Слушайте, если вам все известно, значит, известно, а я ни хрена добавить не могу, вот в чем все дело.
Да ты не расстраивайся, Сэмми.
У вас есть повод для обиды, это понятно; человек вроде Чарли Барра остается на свободе, а вас сажают, да еще и на семь лет.
О чем это вы?
О парне вроде вас, которого сделали козлом отпущения.
Вам же известно, за что меня, на хер, посадили. Не собираетесь же вы открыть это долбаное дело заново!
Вы меня не слушаете.
…
Вы слышали, что я сказал, вы меня не слушаете.
Сэмми, помолчав, говорит: Чарли приезжал на совещание. Вы и сами знаете, он приезжал на совещание. Он тогда был профсоюзным организатором. Мы встретились за год до того, как я получил долбаный срок. Не десять сраных лет назад, а одиннадцать. Так?
Ну что же, это поможет нам разобраться с датами, Сэмми.
Вот и слава богу.
Понимаете, мы знаем, что вы в этих делах не замешаны, нас просто смущает обилие совпадений. Вот, возьмите…

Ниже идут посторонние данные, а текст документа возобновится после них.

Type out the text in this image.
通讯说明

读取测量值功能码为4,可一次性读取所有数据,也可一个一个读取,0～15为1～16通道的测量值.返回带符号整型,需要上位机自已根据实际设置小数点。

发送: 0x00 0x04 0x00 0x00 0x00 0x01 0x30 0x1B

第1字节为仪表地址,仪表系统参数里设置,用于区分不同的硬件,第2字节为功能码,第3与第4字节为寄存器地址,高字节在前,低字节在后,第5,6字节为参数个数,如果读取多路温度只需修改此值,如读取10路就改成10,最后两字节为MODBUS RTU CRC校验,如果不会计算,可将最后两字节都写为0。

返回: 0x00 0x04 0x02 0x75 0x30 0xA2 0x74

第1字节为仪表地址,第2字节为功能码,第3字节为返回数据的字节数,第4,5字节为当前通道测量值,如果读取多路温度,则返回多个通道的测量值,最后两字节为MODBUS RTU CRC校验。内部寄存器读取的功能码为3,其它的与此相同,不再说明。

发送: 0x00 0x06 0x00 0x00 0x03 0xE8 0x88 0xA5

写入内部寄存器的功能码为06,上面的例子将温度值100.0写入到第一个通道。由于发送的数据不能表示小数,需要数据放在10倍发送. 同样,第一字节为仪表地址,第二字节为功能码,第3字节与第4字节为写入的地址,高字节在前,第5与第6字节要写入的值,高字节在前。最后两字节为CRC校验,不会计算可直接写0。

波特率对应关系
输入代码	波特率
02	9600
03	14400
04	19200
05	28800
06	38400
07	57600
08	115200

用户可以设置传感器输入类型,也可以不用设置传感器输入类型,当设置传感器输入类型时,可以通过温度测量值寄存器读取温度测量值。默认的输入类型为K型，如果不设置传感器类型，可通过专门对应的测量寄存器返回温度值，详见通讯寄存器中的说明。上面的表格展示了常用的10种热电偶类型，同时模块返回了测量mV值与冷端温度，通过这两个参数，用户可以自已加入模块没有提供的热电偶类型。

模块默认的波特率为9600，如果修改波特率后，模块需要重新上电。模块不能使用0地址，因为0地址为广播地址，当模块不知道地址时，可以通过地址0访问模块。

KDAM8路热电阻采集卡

Движение, совсем близко, что-то касается его губ.
Это сигарета, Сэмми.
Ему подносят огонь.
Ты же понимаешь, совершенно ясно, что это никакие не совпадения. Мы не утверждаем, будто имел место некий заговор; но это не совпадения, Сэмми, ты согласен? И то, что говорят мои коллеги, абсолютно справедливо – во все это стоит как следует вникнуть. Ты оказался в незавидном положении и, в общем и целом, не по своей вине, просто ты в неудачное время попал в неудачное место. Не повезло. Но и нашей вины тут нет. Для нас важно время – точно так же, как для тебя. Я к тому, что мы-то в конечном итоге в тюрьме не окажемся – мы всего лишь выполняем свою работу, – а вот ты оказаться можешь; именно к ней ты семимильными шагами и продвигаешься. Собственно, ты в ней уже оказался, ведь так?
…
Я что хочу сказать, мы можем, если захотим, держать тебя здесь целую вечность. И, оставив тебя здесь, мы будем точно знать, что ничего не случится, а между тем, если мы тебя выпустим, тогда… кто знает? мы не знаем. То есть, в общем и целом, нам куда как проще держать тебя под запором.

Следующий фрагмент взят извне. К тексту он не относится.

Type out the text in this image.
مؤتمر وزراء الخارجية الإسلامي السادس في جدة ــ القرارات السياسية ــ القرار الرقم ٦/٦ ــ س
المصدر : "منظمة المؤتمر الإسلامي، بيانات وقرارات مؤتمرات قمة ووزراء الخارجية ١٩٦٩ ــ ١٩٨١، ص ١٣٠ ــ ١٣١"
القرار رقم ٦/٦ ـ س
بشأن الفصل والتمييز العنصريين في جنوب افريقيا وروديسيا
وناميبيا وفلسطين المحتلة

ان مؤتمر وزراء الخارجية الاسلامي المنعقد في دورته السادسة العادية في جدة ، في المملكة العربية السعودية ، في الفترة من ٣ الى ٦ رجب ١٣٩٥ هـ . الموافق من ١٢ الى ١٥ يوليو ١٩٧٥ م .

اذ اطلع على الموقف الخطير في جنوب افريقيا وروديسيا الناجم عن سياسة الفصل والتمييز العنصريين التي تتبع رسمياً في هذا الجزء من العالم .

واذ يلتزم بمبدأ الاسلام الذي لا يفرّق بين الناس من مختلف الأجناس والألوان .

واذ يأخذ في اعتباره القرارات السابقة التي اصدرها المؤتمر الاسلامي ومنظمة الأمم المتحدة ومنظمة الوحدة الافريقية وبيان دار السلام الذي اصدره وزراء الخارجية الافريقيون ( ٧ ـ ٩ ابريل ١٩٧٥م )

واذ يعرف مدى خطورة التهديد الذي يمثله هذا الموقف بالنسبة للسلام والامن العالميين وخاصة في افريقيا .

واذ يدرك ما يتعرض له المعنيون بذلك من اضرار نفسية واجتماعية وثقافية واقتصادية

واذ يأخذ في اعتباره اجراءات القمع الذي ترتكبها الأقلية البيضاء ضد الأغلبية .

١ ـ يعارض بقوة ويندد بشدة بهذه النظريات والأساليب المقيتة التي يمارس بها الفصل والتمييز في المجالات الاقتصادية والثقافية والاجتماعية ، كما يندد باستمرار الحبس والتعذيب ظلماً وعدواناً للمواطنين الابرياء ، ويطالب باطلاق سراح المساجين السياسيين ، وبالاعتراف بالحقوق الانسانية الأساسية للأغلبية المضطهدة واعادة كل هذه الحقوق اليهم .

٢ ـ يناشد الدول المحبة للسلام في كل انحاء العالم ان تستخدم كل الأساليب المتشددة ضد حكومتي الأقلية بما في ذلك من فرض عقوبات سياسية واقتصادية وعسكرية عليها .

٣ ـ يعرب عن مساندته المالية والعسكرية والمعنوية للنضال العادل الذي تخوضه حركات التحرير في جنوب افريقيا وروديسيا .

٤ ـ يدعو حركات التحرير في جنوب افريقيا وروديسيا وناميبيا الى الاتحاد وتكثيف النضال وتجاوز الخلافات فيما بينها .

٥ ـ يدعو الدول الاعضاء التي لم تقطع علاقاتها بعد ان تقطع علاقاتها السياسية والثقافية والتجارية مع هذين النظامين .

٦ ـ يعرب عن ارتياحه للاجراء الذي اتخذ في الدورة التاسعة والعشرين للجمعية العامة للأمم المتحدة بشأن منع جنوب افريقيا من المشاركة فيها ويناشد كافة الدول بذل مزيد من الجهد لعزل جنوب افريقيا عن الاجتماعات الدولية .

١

Сэмми вынимает сигарету изо рта.
Ты ведь понимаешь, о чем я. Теперь давай рассмотрим других наших коллег; они тоже хотят оставить тебя здесь, из-за твоей сожительницы – держать под рукой, пока она не объявится! И они это сделают. Можешь мне поверить. Все чертовски осложнилось, Сэмми, чертовски осложнилось. А что может случиться, когда ты попадешь в настоящую тюрьму, – помнишь того парня, который умер в твоей камере?
Ни хрена он не в камере умер, его притащили туда уже мертвым.
Это очень серьезное заявление.
Действительно, очень серьезное, подтверждает англичанин.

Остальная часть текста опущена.